The app profile is for hosted-API applications. These teams may not run their
own inference infrastructure, but they still need cost budgets, evals,
observability fields, and rollback documentation.
The rag profile checks the failure modes that infrastructure misses:
retrieval precision, answer quality, citation rate, hallucination rate, empty
retrieval handling, cost, and telemetry.
The inference profile is for self-hosted or OpenAI-compatible inference
endpoints. It uses llmprobe for
client-side TTFT, latency, throughput, and error probes, then optionally
correlates that with Prometheus/vLLM metrics.
Why llmprobe and tokentoll stay separate
I do not want aipreflight to become a giant platform.
The sharper design is:
aipreflight -> the release decision
llmprobe -> external user-path probes
tokentoll -> token and cost budget checks
Prometheus -> service and inference telemetry
eval runner -> quality results from pytest, promptfoo, ragas, or custom code
llmprobe answers:
What does the user path actually experience?
tokentoll answers:
What will this code cost when it runs?
aipreflight answers:
Given all of those signals, should this AI change ship?
That separation matters. The value is not replacing every specialized tool.
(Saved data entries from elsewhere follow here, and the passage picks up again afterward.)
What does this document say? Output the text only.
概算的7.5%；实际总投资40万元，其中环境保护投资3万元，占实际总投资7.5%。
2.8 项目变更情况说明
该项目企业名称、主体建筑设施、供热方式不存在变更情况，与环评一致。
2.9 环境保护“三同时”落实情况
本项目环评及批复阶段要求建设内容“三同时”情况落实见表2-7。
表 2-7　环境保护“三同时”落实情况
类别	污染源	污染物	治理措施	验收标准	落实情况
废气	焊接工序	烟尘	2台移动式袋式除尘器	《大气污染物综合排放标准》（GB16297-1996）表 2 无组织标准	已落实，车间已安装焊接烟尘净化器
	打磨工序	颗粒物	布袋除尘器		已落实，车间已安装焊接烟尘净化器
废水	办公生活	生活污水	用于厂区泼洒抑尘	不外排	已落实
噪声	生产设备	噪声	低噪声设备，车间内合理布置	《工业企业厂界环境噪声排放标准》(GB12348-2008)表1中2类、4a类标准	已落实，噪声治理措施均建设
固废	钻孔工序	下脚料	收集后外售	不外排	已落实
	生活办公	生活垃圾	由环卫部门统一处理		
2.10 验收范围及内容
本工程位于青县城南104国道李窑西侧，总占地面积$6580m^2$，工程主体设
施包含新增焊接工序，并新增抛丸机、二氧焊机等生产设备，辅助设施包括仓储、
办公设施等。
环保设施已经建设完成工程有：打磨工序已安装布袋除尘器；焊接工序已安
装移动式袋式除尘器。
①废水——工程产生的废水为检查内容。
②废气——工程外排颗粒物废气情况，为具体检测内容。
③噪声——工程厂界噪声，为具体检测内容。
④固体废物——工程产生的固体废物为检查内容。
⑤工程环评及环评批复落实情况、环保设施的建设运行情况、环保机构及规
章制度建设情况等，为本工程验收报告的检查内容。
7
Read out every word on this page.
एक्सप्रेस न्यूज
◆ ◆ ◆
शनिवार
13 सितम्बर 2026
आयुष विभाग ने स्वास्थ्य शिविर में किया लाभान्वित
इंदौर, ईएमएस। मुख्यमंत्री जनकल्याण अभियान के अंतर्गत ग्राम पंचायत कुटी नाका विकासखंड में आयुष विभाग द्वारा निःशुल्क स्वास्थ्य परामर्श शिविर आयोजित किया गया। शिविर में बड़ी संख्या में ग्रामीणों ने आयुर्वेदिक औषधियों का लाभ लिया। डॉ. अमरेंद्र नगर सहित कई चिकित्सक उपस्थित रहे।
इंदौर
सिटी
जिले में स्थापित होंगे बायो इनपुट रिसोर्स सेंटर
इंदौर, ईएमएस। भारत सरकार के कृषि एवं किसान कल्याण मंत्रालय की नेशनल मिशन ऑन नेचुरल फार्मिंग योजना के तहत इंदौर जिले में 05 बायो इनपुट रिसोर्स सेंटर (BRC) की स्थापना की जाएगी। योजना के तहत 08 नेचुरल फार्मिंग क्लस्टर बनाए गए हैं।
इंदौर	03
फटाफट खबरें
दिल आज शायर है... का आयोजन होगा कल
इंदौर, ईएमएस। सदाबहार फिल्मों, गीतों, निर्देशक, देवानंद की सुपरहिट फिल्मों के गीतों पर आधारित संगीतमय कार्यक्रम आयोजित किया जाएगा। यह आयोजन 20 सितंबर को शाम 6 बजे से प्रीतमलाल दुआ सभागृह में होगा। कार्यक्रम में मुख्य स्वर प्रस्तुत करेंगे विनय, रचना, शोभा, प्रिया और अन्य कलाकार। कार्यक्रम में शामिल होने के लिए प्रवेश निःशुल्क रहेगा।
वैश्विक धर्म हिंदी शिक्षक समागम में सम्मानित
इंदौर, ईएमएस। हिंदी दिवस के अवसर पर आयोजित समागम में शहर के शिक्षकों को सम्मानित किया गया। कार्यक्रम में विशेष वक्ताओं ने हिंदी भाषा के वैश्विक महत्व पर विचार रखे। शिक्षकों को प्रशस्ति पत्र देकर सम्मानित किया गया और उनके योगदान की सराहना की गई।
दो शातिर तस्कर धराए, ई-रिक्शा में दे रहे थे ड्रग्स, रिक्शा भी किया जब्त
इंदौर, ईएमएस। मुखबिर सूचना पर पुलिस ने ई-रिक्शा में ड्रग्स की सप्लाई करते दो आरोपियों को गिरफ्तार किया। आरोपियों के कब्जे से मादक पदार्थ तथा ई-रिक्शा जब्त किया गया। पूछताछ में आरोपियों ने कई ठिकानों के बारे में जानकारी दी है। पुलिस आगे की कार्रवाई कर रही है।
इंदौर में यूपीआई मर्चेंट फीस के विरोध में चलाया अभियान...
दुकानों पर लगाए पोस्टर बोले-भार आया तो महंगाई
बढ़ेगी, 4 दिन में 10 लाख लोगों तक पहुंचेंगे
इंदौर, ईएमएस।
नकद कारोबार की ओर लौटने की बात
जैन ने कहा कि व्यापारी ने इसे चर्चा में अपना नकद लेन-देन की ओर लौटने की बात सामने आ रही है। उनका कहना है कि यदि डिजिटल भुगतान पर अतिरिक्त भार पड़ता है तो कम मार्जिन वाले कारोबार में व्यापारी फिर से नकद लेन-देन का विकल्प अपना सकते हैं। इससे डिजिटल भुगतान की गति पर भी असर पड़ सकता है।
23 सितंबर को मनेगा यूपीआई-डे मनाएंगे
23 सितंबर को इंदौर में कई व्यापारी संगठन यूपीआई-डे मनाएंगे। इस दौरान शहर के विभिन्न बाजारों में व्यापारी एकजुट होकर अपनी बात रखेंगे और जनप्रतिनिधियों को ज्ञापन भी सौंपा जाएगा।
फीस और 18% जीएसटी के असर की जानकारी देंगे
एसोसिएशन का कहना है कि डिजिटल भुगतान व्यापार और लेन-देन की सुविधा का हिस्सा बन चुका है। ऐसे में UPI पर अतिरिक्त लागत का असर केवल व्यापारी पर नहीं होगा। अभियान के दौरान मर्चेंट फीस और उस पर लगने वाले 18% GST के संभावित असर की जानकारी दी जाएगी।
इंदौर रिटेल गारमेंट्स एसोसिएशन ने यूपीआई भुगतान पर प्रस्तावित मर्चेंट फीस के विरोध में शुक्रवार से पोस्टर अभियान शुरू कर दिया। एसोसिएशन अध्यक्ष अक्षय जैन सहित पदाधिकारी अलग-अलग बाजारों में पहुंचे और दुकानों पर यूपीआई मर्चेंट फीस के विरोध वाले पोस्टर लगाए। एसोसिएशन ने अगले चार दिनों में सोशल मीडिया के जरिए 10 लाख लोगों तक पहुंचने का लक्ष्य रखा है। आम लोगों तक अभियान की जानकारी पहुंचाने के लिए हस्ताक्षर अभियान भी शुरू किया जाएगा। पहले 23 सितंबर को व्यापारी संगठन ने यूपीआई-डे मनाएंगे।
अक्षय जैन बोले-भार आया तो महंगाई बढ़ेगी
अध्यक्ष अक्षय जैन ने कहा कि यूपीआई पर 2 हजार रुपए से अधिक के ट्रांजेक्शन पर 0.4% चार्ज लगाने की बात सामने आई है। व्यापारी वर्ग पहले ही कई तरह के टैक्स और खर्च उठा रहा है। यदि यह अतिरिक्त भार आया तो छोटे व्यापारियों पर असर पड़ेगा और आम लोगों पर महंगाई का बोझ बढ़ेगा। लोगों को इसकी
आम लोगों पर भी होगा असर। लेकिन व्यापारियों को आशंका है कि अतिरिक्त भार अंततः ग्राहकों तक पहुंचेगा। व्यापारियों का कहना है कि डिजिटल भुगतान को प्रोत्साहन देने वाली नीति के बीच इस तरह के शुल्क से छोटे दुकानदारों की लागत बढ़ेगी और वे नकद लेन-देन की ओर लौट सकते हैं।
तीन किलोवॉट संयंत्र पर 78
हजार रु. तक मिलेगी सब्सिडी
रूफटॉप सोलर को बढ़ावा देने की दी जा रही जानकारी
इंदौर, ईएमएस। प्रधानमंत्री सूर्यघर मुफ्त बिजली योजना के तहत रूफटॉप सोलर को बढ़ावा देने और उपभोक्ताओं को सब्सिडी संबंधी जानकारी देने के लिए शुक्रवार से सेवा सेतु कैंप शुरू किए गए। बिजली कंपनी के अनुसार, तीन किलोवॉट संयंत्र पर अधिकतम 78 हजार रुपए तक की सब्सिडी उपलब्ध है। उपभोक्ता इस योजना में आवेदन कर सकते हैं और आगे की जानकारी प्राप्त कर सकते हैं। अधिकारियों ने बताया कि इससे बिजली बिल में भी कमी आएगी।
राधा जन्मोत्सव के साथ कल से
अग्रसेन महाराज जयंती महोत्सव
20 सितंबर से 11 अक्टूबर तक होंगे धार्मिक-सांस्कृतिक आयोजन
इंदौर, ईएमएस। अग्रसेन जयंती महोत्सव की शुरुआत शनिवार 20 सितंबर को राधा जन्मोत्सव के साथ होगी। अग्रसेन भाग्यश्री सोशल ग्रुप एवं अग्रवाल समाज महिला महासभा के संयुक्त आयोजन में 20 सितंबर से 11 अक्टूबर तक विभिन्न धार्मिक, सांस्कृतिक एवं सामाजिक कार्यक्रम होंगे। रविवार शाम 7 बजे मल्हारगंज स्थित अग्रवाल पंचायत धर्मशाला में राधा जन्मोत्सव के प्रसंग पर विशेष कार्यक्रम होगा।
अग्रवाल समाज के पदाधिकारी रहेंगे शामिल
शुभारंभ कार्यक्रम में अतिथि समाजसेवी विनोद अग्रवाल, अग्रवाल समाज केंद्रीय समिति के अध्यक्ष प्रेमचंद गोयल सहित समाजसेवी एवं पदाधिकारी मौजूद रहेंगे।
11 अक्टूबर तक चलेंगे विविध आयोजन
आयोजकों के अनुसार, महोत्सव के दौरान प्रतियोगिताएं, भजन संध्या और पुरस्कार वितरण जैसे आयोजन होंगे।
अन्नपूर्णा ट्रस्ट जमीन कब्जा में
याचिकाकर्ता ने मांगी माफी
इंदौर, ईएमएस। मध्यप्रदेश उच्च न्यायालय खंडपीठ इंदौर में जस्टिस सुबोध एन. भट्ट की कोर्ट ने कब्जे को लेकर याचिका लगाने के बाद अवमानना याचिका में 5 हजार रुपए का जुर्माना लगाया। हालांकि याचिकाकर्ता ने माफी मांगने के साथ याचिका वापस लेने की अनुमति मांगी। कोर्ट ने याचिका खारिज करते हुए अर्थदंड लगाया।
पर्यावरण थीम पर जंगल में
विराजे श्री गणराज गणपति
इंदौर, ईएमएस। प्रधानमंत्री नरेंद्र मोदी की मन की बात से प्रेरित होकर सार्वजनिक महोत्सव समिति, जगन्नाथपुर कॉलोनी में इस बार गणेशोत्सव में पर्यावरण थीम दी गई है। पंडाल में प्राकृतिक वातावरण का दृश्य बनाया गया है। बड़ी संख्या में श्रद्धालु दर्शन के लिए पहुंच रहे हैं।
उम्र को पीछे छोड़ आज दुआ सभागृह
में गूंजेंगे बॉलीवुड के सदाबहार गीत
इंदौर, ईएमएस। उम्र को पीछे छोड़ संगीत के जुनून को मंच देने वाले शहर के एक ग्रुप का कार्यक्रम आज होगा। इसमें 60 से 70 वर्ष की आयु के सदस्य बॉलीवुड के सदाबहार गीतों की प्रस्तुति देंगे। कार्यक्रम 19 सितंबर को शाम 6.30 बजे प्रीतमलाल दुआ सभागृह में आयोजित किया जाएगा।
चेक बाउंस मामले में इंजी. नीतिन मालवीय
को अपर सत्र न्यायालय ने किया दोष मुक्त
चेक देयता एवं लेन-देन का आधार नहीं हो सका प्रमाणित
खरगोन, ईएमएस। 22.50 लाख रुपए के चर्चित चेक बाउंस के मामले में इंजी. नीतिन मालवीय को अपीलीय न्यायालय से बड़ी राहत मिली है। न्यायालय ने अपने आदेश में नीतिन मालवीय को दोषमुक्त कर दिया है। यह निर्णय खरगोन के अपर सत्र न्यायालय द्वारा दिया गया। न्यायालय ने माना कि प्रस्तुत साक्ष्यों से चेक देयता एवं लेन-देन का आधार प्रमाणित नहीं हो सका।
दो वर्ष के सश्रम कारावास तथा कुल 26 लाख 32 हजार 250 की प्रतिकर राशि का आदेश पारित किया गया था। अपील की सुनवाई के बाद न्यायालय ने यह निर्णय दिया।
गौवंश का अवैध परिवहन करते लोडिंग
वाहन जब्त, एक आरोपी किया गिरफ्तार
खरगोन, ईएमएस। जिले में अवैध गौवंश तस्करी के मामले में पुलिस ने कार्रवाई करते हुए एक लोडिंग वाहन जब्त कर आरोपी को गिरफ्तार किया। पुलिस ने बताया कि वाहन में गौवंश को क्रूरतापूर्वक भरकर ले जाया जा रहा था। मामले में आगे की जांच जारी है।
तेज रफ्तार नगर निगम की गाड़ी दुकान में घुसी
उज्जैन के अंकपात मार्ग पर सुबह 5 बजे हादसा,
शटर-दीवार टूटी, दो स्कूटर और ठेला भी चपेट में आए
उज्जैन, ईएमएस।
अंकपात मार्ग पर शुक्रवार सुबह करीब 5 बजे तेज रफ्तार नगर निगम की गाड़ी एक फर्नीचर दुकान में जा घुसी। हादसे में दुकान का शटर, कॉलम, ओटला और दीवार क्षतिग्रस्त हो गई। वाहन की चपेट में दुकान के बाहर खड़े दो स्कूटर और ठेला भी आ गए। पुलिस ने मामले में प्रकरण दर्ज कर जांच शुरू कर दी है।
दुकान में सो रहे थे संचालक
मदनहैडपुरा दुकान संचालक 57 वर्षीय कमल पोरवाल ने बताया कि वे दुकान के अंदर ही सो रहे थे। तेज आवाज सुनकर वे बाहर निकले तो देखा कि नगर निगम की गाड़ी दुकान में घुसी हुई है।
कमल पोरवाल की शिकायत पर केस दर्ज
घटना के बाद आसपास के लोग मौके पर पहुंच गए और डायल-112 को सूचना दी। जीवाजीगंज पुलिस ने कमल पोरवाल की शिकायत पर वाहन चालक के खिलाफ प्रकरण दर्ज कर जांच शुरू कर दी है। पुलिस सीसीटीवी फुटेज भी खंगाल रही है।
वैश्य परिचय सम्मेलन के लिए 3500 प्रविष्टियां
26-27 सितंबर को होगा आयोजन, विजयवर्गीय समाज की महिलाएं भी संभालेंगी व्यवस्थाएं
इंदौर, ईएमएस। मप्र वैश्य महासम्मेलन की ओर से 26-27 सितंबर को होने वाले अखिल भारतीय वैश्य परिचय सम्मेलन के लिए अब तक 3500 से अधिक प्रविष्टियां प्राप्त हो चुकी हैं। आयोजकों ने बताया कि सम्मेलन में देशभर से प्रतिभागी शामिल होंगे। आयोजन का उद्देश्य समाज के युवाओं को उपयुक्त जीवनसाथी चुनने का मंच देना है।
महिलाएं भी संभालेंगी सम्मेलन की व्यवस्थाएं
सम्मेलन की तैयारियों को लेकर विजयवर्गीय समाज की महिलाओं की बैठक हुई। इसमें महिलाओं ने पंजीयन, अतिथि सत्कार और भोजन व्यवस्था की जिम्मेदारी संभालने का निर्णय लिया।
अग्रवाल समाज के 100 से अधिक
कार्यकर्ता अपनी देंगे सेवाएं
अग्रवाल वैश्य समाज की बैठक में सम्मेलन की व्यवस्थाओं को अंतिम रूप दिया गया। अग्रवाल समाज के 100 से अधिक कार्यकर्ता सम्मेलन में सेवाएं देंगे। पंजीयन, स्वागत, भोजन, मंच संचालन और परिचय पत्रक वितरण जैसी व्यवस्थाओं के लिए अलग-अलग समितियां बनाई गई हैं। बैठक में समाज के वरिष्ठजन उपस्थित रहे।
The value is turning the signals into one release decision.
What this does not replace
This is not a model registry. It is not a vector database. It is not an LLM gateway. It is not a tracing backend. It is not Grafana. It is not Kubernetes. It is not a complete MLOps platform.
Those tools should continue to do what they are good at.
aipreflight sits at the release boundary. It asks the production question
before a prompt, model, RAG pipeline, provider route, or inference endpoint gets
traffic.
The prototype-to-production pattern
The pattern I want to make repeatable is:
prototype
-> service
-> eval suite
-> cost budget
-> observability contract
-> deployment gate
-> rollback/runbook
-> production traffic
That is the difference between “we have an AI demo” and “we can operate this AI feature”.
The technical work is not glamorous. It is often YAML, small adapters, fixtures, exit codes, reports, and boring checks. But those are exactly the pieces that turn AI systems from impressive prototypes into software a team can own.
The positioning
The claim is not:
I invented deployment readiness.
The claim is:
Normal software has mature deployment gates. Classical ML has model validation and model blessing. Modern AI applications need equivalent preflight checks for eval quality, RAG behavior, token cost, provider/model behavior, observability, and rollback readiness.
That is the space I want to work in: AI platform and reliability engineering for production AI systems.
The model matters. But after the prototype works, the production layer decides whether the system survives contact with users.